MAYWOOD, Ill. – Patients see potential benefits from direct-to-consumer genetic testing, but are also concerned about how the test results will be used, and generally are unwilling to pay more than $10 or $20 for them, according to focus groups conducted by researchers at Loyola University Chicago Stritch School of Medicine.
Findings by first author Katherine Wasson, PhD, MPH, and colleagues are published in the American Journal of Bioethics Primary Research. Wasson, an assistant professor in Loyola’s Neiswanger Institute for Bioethics and Health Policy, is an expert on the ethics of direct-to-consumer genetics tests.
More than a dozen companies, including 23andMe, deCODE Genetics and Navigenics, test consumers’ genomes for single-gene disorders such as cystic fibrosis; for risks of developing complex disorders involving multiple genes, such as cancer, heart disease and diabetes; for sensitivities to drugs such as Coumadin; and for traits such as hair color, eye color and baldness. Costs range from roughly $100 to $1,500. Consumers can order these tests directly and receive results without the involvement of a qualified health-care professional, such as a geneticist or genetic counselor.
Wasson and colleagues conducted four focus groups with a total of 29 adult primary-care patients recruited from the waiting rooms of Loyola University Medical Center. After hearing an overview of direct-to-consumer genetic testing, participants were asked their thoughts and opinions. Each focus group lasted 1½ to 2 hours. Sessions were recorded and transcribed verbatim. Researchers read and analyzed the transcripts line-by-line and word-by-word for themes that emerged from the data.
Direct-to-consumer genetic tests are not covered by insurance companies. Many participants were willing to pay in the $10 to $20 range (the equivalent of a co-pay). A few were willing to pay $100 to $400. “This situation could exacerbate inequalities in the health-care system, with those having greater financial resources being able to access this elective health-related information while those with fewer resources are unable to pay for it,” researchers wrote.
Participants generally expressed willingness to test their children, including adopted and foster children. They said testing for disease risks would provide helpful information for the future. But these views are contrary to professional and ethical guidelines, which recommend testing children only if there is an effective intervention for the disease that’s being tested. Otherwise, the children should wait until adulthood and decide for themselves.
“Children could be tested without understanding its implications, and parents might take actions that are inappropriate and potentially harmful, based on results without consulting a qualified health professional,” researchers wrote.

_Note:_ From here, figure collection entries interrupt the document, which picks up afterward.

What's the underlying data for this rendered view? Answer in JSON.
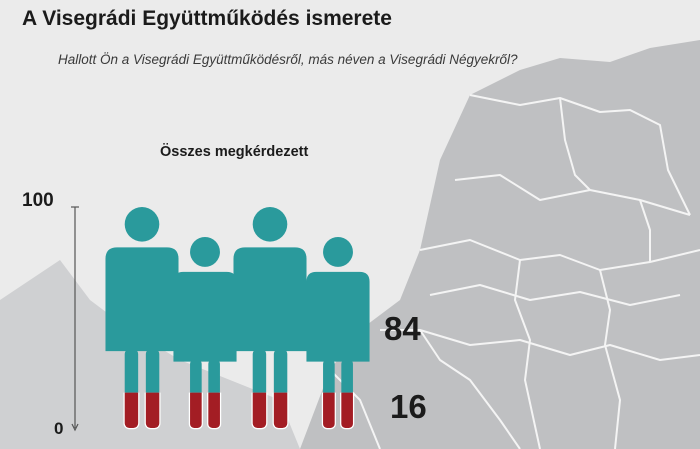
{
  "page": {
    "title": "A Visegrádi Együttműködés ismerete",
    "subtitle": "Hallott Ön a Visegrádi Együttműködésről, más néven a Visegrádi Négyekről?",
    "colors": {
      "background": "#ebebeb",
      "map_land": "#bfc0c2",
      "map_lines": "#f2f2f2",
      "yes_color": "#2a9a9c",
      "no_color": "#a31d24",
      "text": "#1b1b1b"
    }
  },
  "chart_data": {
    "type": "bar",
    "title": "Összes megkérdezett",
    "categories": [
      "Összes megkérdezett"
    ],
    "series": [
      {
        "values": [
          84
        ],
        "color": "#2a9a9c"
      },
      {
        "values": [
          16
        ],
        "color": "#a31d24"
      }
    ],
    "value_labels": [
      "84",
      "16"
    ],
    "ylim": [
      0,
      100
    ],
    "yticks": [
      "100",
      "0"
    ],
    "icon": "person-icon"
  }
}
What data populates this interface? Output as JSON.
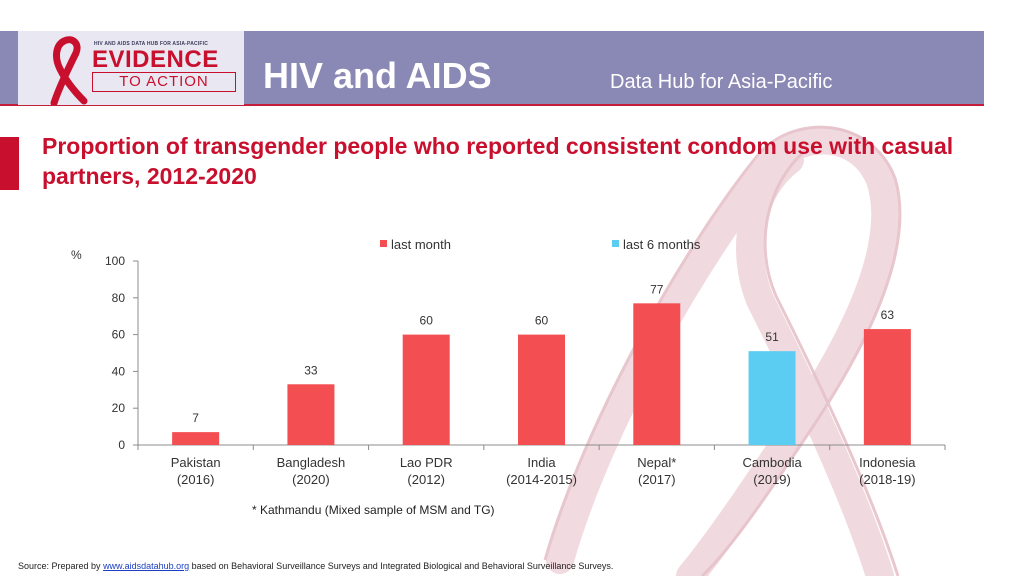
{
  "header": {
    "logo_top_text": "HIV AND AIDS DATA HUB FOR ASIA-PACIFIC",
    "logo_line1": "EVIDENCE",
    "logo_line2": "TO ACTION",
    "title": "HIV and AIDS",
    "subtitle": "Data Hub for Asia-Pacific"
  },
  "slide_title": "Proportion of transgender people who reported consistent condom use with casual partners, 2012-2020",
  "footnote": "*  Kathmandu (Mixed sample of MSM and TG)",
  "source": {
    "prefix": "Source: Prepared by ",
    "link": "www.aidsdatahub.org",
    "suffix": " based on Behavioral Surveillance Surveys and Integrated Biological and Behavioral Surveillance Surveys."
  },
  "colors": {
    "last_month": "#f34f52",
    "last_6_months": "#5ccdf2",
    "accent": "#c8102e",
    "header_band": "#8a88b4"
  },
  "chart_data": {
    "type": "bar",
    "title": "Proportion of transgender people who reported consistent condom use with casual partners, 2012-2020",
    "ylabel": "%",
    "xlabel": "",
    "ylim": [
      0,
      100
    ],
    "yticks": [
      0,
      20,
      40,
      60,
      80,
      100
    ],
    "legend": [
      {
        "name": "last month",
        "color": "#f34f52"
      },
      {
        "name": "last 6 months",
        "color": "#5ccdf2"
      }
    ],
    "legend_position": "top",
    "categories": [
      {
        "name": "Pakistan",
        "period": "(2016)"
      },
      {
        "name": "Bangladesh",
        "period": "(2020)"
      },
      {
        "name": "Lao PDR",
        "period": "(2012)"
      },
      {
        "name": "India",
        "period": "(2014-2015)"
      },
      {
        "name": "Nepal*",
        "period": "(2017)"
      },
      {
        "name": "Cambodia",
        "period": "(2019)"
      },
      {
        "name": "Indonesia",
        "period": "(2018-19)"
      }
    ],
    "values": [
      7,
      33,
      60,
      60,
      77,
      51,
      63
    ],
    "series_of_bar": [
      "last month",
      "last month",
      "last month",
      "last month",
      "last month",
      "last 6 months",
      "last month"
    ]
  }
}
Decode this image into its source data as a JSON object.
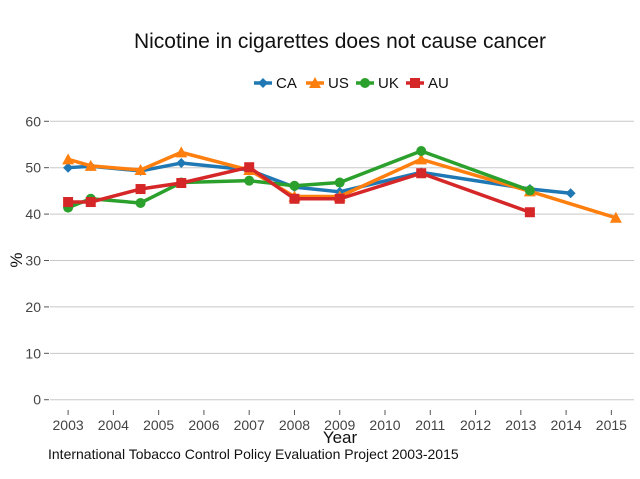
{
  "chart_data": {
    "type": "line",
    "title": "Nicotine in cigarettes does not cause cancer",
    "xlabel": "Year",
    "ylabel": "%",
    "xlim": [
      2002.6,
      2015.5
    ],
    "ylim": [
      -2,
      62
    ],
    "xticks": [
      2003,
      2004,
      2005,
      2006,
      2007,
      2008,
      2009,
      2010,
      2011,
      2012,
      2013,
      2014,
      2015
    ],
    "yticks": [
      0,
      10,
      20,
      30,
      40,
      50,
      60
    ],
    "grid": "horizontal",
    "legend_position": "top",
    "series": [
      {
        "name": "CA",
        "color": "#1f78b4",
        "marker": "diamond",
        "x": [
          2003.0,
          2003.5,
          2004.6,
          2005.5,
          2007.0,
          2008.0,
          2009.0,
          2010.8,
          2013.2,
          2014.1
        ],
        "y": [
          50.0,
          50.3,
          49.3,
          51.0,
          49.5,
          45.8,
          44.8,
          49.0,
          45.4,
          44.5
        ]
      },
      {
        "name": "US",
        "color": "#ff7f0e",
        "marker": "triangle",
        "x": [
          2003.0,
          2003.5,
          2004.6,
          2005.5,
          2007.0,
          2008.0,
          2009.0,
          2010.8,
          2013.2,
          2015.1
        ],
        "y": [
          51.8,
          50.4,
          49.5,
          53.3,
          49.5,
          43.8,
          43.8,
          51.8,
          44.9,
          39.2
        ]
      },
      {
        "name": "UK",
        "color": "#2ca02c",
        "marker": "circle",
        "x": [
          2003.0,
          2003.5,
          2004.6,
          2005.5,
          2007.0,
          2008.0,
          2009.0,
          2010.8,
          2013.2
        ],
        "y": [
          41.4,
          43.3,
          42.4,
          46.8,
          47.2,
          46.1,
          46.8,
          53.6,
          45.1
        ]
      },
      {
        "name": "AU",
        "color": "#d62728",
        "marker": "square",
        "x": [
          2003.0,
          2003.5,
          2004.6,
          2005.5,
          2007.0,
          2008.0,
          2009.0,
          2010.8,
          2013.2
        ],
        "y": [
          42.6,
          42.6,
          45.4,
          46.7,
          50.1,
          43.3,
          43.3,
          48.8,
          40.4
        ]
      }
    ],
    "caption": "International Tobacco Control Policy Evaluation Project 2003-2015"
  }
}
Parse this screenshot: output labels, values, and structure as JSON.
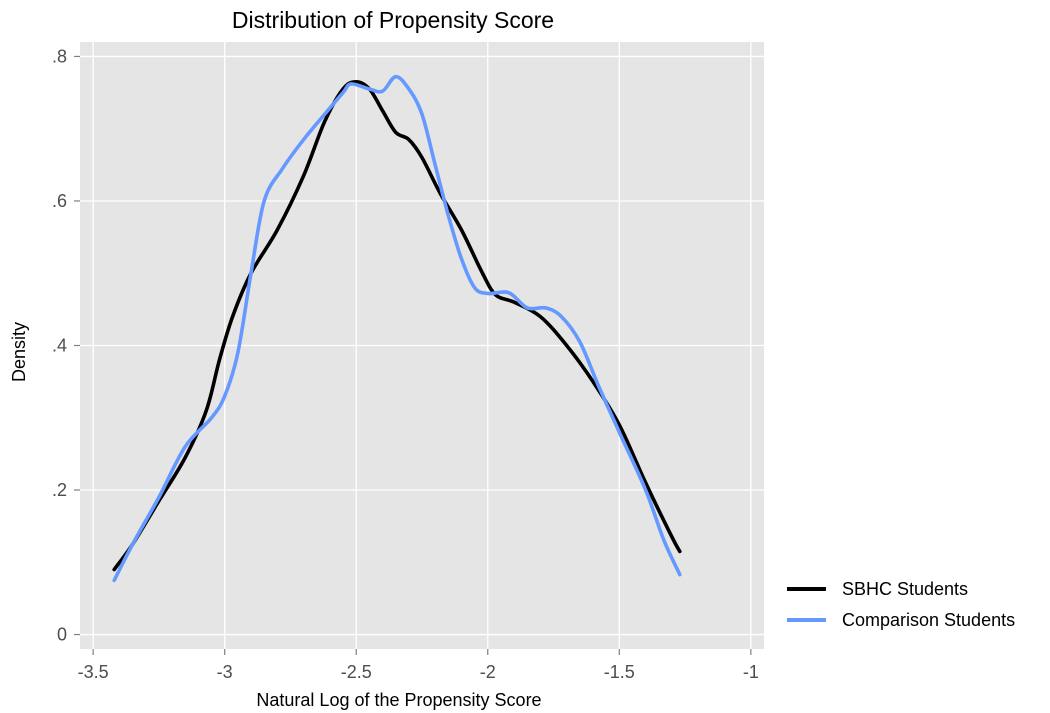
{
  "chart_data": {
    "type": "line",
    "title": "Distribution of Propensity Score",
    "xlabel": "Natural Log of the Propensity Score",
    "ylabel": "Density",
    "xlim": [
      -3.55,
      -0.95
    ],
    "ylim": [
      -0.02,
      0.82
    ],
    "xticks": [
      -3.5,
      -3,
      -2.5,
      -2,
      -1.5,
      -1
    ],
    "xtick_labels": [
      "-3.5",
      "-3",
      "-2.5",
      "-2",
      "-1.5",
      "-1"
    ],
    "yticks": [
      0,
      0.2,
      0.4,
      0.6,
      0.8
    ],
    "ytick_labels": [
      "0",
      ".2",
      ".4",
      ".6",
      ".8"
    ],
    "grid": true,
    "panel_background": "#e5e5e5",
    "legend_position": "right",
    "series": [
      {
        "name": "SBHC Students",
        "color": "#000000",
        "points": [
          [
            -3.42,
            0.09
          ],
          [
            -3.35,
            0.125
          ],
          [
            -3.25,
            0.185
          ],
          [
            -3.15,
            0.245
          ],
          [
            -3.07,
            0.31
          ],
          [
            -3.02,
            0.38
          ],
          [
            -2.97,
            0.44
          ],
          [
            -2.9,
            0.5
          ],
          [
            -2.8,
            0.56
          ],
          [
            -2.7,
            0.635
          ],
          [
            -2.62,
            0.71
          ],
          [
            -2.55,
            0.755
          ],
          [
            -2.5,
            0.765
          ],
          [
            -2.45,
            0.755
          ],
          [
            -2.4,
            0.725
          ],
          [
            -2.35,
            0.695
          ],
          [
            -2.3,
            0.685
          ],
          [
            -2.25,
            0.66
          ],
          [
            -2.18,
            0.61
          ],
          [
            -2.1,
            0.56
          ],
          [
            -2.02,
            0.5
          ],
          [
            -1.97,
            0.47
          ],
          [
            -1.9,
            0.46
          ],
          [
            -1.8,
            0.44
          ],
          [
            -1.7,
            0.4
          ],
          [
            -1.6,
            0.35
          ],
          [
            -1.5,
            0.29
          ],
          [
            -1.4,
            0.21
          ],
          [
            -1.3,
            0.135
          ],
          [
            -1.27,
            0.115
          ]
        ]
      },
      {
        "name": "Comparison Students",
        "color": "#6699ff",
        "points": [
          [
            -3.42,
            0.075
          ],
          [
            -3.35,
            0.125
          ],
          [
            -3.25,
            0.19
          ],
          [
            -3.15,
            0.26
          ],
          [
            -3.05,
            0.3
          ],
          [
            -3.0,
            0.33
          ],
          [
            -2.95,
            0.39
          ],
          [
            -2.9,
            0.5
          ],
          [
            -2.85,
            0.6
          ],
          [
            -2.78,
            0.645
          ],
          [
            -2.7,
            0.685
          ],
          [
            -2.62,
            0.72
          ],
          [
            -2.55,
            0.75
          ],
          [
            -2.52,
            0.762
          ],
          [
            -2.45,
            0.755
          ],
          [
            -2.4,
            0.752
          ],
          [
            -2.35,
            0.772
          ],
          [
            -2.3,
            0.755
          ],
          [
            -2.25,
            0.72
          ],
          [
            -2.2,
            0.65
          ],
          [
            -2.15,
            0.58
          ],
          [
            -2.1,
            0.52
          ],
          [
            -2.05,
            0.48
          ],
          [
            -2.0,
            0.472
          ],
          [
            -1.92,
            0.473
          ],
          [
            -1.85,
            0.452
          ],
          [
            -1.78,
            0.452
          ],
          [
            -1.72,
            0.44
          ],
          [
            -1.65,
            0.405
          ],
          [
            -1.58,
            0.345
          ],
          [
            -1.5,
            0.28
          ],
          [
            -1.4,
            0.2
          ],
          [
            -1.33,
            0.13
          ],
          [
            -1.27,
            0.083
          ]
        ]
      }
    ]
  }
}
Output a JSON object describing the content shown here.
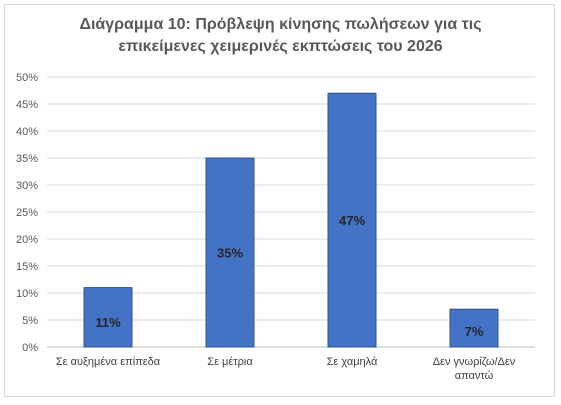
{
  "chart_data": {
    "type": "bar",
    "title_lines": [
      "Διάγραμμα 10: Πρόβλεψη κίνησης πωλήσεων για τις",
      "επικείμενες χειμερινές εκπτώσεις του 2026"
    ],
    "categories": [
      [
        "Σε αυξημένα επίπεδα"
      ],
      [
        "Σε μέτρια"
      ],
      [
        "Σε χαμηλά"
      ],
      [
        "Δεν γνωρίζω/Δεν",
        "απαντώ"
      ]
    ],
    "values": [
      11,
      35,
      47,
      7
    ],
    "data_labels": [
      "11%",
      "35%",
      "47%",
      "7%"
    ],
    "ylim": [
      0,
      50
    ],
    "y_ticks": [
      "0%",
      "5%",
      "10%",
      "15%",
      "20%",
      "25%",
      "30%",
      "35%",
      "40%",
      "45%",
      "50%"
    ],
    "y_tick_values": [
      0,
      5,
      10,
      15,
      20,
      25,
      30,
      35,
      40,
      45,
      50
    ],
    "grid": true,
    "legend": "none",
    "bar_color": "#4472c4",
    "bar_border_color": "#2f5597"
  }
}
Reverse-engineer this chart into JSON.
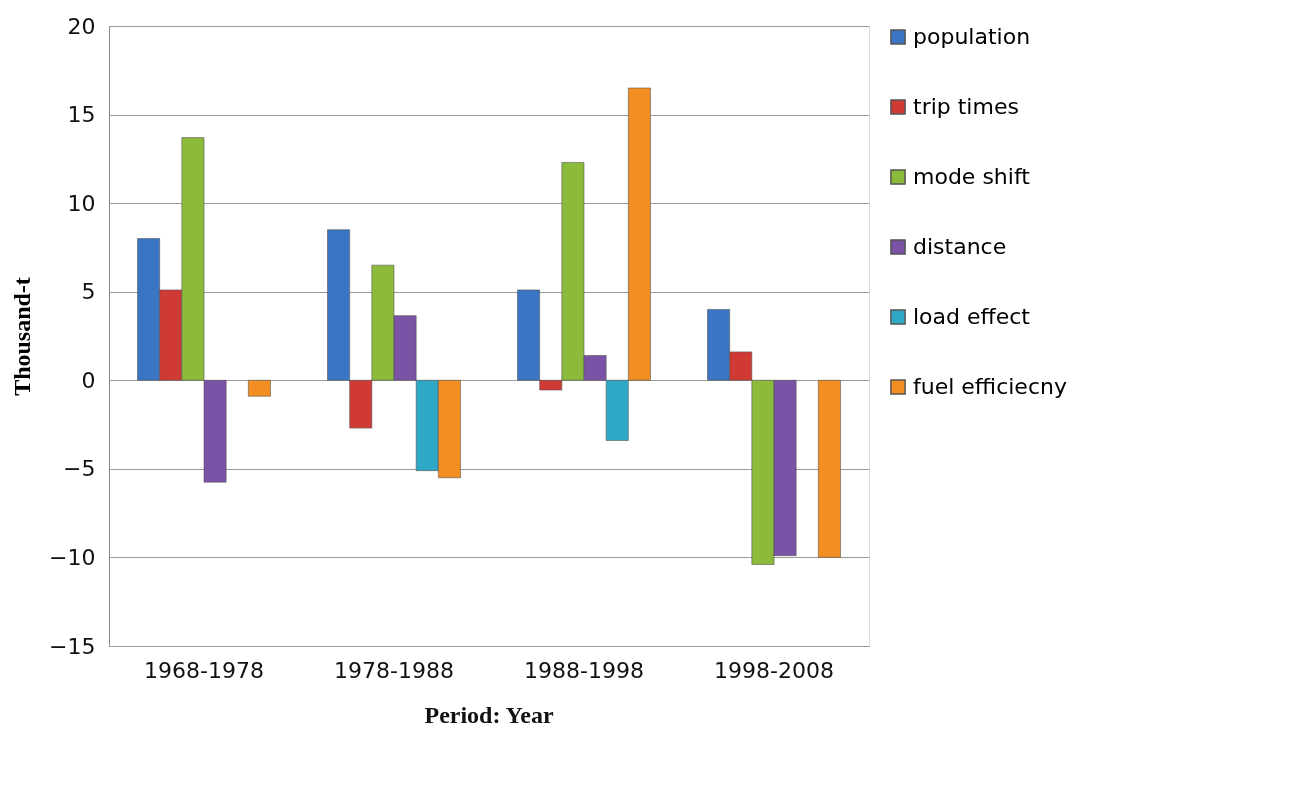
{
  "chart_data": {
    "type": "bar",
    "xlabel": "Period: Year",
    "ylabel": "Thousand-t",
    "categories": [
      "1968-1978",
      "1978-1988",
      "1988-1998",
      "1998-2008"
    ],
    "series": [
      {
        "name": "population",
        "color": "#3a75c4",
        "values": [
          8.0,
          8.5,
          5.1,
          4.0
        ]
      },
      {
        "name": "trip times",
        "color": "#d03a35",
        "values": [
          5.1,
          -2.7,
          -0.55,
          1.6
        ]
      },
      {
        "name": "mode shift",
        "color": "#8cbb3c",
        "values": [
          13.7,
          6.5,
          12.3,
          -10.4
        ]
      },
      {
        "name": "distance",
        "color": "#7a52a6",
        "values": [
          -5.75,
          3.65,
          1.4,
          -9.9
        ]
      },
      {
        "name": "load effect",
        "color": "#2fa8c6",
        "values": [
          null,
          -5.1,
          -3.4,
          null
        ]
      },
      {
        "name": "fuel efficiecny",
        "color": "#f38f22",
        "values": [
          -0.9,
          -5.5,
          16.5,
          -10.0
        ]
      }
    ],
    "ylim": [
      -15,
      20
    ],
    "yticks": [
      -15,
      -10,
      -5,
      0,
      5,
      10,
      15,
      20
    ],
    "grid": "y",
    "legend": "right"
  }
}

Participants gave four main reasons why they might want to get direct-to-consumer genetic tests: to gain information, seek prevention, seek interventions or help others. One participant said: “I do have a strong family history of cancer, diabetes and my own personal history of cancer, so just to know down the line if it can come back or if something else could occur or if I could pass it on to my kids, I would like to know that."
Participants also had four main concerns about genetic testing: Are the tests accurate? Who will interpret them? Should results be shared with consumers’ physicians and entered in medical records? And do the tests raise ethical issues such as risks to privacy and confidentiality?
Co-authors are Nancy S. Hogan of Loyola University Chicago, Tonya Nashay Sanders of the University of Illinois at Chicago and Kathy J. Helzlsouer of Mercy Medical Center.
The study was funded by Loyola University Chicago.